Lalonde recalls of his own experiences with online dating. “There was this sense of disconnect between me and the person across from me,” he said. Like many, Lalonde explained how he would immediately “turn off” when his date didn’t match up with his preconceptions. “If that preconceived notion didn’t ring true, I would immediately turn off. Which is kind of strange.”
A mixture of written dialogue, narration and online profile verbatim, the show serves to amplify this feeling of strangeness and disconnect; this concept that people are disposable. “I think it’s just that culture and design of Tinder and online dating that leads us to kind of throwing people aside right away based off of first impressions” said Lalonde.

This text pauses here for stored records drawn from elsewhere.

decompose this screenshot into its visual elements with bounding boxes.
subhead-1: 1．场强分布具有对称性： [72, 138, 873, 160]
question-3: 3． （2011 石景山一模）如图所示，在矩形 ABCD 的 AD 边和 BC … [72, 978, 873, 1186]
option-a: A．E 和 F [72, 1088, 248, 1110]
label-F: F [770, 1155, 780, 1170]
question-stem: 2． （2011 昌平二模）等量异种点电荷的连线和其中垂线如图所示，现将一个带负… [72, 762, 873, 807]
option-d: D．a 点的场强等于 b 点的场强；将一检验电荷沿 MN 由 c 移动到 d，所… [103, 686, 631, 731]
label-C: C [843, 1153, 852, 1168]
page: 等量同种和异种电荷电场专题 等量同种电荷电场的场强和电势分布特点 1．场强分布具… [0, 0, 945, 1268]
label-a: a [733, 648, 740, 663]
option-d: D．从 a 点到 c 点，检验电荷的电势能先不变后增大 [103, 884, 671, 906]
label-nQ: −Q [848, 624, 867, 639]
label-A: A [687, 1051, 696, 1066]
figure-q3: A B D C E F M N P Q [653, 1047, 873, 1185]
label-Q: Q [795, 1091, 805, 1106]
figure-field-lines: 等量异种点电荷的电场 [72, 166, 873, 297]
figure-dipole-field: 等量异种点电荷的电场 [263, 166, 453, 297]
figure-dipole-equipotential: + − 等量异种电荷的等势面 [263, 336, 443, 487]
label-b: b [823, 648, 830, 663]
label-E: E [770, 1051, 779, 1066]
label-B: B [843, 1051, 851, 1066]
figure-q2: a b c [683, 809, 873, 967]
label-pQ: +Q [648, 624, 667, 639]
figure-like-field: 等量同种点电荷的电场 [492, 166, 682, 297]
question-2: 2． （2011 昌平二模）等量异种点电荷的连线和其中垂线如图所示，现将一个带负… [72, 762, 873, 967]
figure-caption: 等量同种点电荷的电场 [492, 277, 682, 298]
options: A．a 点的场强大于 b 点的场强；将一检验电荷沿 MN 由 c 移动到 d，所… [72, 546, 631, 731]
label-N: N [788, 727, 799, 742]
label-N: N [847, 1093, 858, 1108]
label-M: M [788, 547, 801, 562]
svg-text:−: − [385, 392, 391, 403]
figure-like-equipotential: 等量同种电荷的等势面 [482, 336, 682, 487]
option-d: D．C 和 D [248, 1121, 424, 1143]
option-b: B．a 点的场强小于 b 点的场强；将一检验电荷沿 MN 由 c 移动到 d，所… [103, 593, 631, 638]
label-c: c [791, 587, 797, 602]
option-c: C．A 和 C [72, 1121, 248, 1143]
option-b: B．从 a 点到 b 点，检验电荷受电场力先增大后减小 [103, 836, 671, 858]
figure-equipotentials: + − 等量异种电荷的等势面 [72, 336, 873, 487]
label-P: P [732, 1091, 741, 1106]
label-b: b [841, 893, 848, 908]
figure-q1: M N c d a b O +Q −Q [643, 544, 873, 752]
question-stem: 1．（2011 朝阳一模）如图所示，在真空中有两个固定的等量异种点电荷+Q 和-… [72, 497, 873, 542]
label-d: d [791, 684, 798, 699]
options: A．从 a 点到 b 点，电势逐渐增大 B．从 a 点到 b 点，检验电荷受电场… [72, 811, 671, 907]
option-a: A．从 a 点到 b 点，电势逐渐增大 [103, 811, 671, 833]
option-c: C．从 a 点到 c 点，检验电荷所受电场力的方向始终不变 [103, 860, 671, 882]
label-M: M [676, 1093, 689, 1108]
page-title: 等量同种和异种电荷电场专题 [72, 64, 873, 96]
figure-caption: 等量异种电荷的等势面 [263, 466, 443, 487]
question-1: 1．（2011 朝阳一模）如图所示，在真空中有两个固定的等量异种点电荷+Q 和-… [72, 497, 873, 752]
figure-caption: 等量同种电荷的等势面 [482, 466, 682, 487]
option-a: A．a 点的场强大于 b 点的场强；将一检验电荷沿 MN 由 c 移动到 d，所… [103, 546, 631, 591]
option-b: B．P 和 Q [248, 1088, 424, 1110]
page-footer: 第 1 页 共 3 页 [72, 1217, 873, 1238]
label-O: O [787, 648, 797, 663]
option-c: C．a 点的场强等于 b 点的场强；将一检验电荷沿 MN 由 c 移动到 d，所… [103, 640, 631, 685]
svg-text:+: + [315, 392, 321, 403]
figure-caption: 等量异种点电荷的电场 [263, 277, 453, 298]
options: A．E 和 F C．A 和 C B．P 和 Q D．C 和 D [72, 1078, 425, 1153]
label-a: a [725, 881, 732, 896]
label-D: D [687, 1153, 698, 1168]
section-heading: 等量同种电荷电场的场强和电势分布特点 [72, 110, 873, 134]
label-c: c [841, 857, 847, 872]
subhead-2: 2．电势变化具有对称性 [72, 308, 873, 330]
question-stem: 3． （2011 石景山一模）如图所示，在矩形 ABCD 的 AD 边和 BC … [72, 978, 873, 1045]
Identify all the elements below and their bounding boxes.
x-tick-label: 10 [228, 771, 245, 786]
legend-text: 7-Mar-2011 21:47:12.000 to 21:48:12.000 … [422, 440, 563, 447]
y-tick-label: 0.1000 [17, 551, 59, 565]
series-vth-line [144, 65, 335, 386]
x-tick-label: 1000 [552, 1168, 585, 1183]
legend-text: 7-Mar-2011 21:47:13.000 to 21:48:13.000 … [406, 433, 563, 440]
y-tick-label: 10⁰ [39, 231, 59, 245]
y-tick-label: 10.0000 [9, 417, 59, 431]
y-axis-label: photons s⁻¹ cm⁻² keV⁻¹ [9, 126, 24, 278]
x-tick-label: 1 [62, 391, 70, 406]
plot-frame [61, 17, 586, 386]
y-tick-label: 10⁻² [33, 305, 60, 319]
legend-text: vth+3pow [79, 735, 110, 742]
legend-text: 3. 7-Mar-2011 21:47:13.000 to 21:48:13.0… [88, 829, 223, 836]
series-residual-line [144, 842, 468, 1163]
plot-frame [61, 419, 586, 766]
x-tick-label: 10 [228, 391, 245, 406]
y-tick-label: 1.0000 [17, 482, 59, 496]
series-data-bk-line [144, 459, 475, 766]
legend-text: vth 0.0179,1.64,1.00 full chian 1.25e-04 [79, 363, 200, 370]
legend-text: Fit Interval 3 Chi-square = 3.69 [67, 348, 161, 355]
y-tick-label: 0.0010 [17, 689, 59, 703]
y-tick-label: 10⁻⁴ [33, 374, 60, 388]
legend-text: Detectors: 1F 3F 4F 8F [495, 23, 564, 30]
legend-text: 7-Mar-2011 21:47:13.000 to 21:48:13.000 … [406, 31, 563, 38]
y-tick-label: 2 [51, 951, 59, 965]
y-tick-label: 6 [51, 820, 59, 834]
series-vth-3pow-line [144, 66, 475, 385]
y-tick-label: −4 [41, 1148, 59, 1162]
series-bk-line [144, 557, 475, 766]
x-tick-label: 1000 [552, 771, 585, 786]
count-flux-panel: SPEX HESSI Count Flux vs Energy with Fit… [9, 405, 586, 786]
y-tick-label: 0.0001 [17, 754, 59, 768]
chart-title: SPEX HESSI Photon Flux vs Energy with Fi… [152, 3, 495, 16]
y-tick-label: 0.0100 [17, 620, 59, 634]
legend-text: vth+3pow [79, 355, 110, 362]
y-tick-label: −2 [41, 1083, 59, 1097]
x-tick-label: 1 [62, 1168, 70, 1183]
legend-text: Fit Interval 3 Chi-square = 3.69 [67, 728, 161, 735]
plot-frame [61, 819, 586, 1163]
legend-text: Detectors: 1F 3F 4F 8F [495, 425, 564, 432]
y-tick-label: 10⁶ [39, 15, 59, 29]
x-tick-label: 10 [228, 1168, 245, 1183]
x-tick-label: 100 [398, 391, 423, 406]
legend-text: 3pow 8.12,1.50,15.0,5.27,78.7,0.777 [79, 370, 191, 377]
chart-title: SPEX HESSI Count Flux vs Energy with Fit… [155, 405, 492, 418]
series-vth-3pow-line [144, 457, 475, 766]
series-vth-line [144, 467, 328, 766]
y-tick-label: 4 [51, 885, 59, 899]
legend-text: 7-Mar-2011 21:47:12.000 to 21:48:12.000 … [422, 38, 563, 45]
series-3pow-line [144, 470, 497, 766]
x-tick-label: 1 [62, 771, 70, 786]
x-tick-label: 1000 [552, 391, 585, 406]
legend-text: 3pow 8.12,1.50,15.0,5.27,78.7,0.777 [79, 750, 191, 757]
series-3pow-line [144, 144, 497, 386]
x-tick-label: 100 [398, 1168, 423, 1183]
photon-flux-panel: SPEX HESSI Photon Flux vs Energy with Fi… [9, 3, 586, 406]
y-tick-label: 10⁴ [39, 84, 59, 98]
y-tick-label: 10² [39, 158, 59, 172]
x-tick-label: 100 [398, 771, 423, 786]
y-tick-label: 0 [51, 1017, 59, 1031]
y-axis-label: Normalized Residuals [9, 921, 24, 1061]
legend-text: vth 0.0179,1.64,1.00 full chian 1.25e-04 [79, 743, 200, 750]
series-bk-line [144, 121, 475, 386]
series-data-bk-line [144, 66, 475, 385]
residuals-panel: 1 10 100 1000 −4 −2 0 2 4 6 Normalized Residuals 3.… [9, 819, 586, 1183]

Without a doubt, The Binaries Between Us will remind you of your own mishaps with online dating; those one-time Tinder dates that never went anywhere; that person you were really into who never answered your texts.
But Lalonde says it’s a larger issue of technology and philosophy. “Essentially, we have to change. We need to start viewing this technology as a tool, rather than to just succumb to how it inevitably make us behave…. and I think that’s the interesting crux”
The Binaries Between Us is a quirky show that uncovers our online-dating culture in an accessible, relatable way. My only true complaint is that it wasn’t longer. The short thirty minute-ish performance is quick to catch your attention, but leaves you feeling as if no time has passed.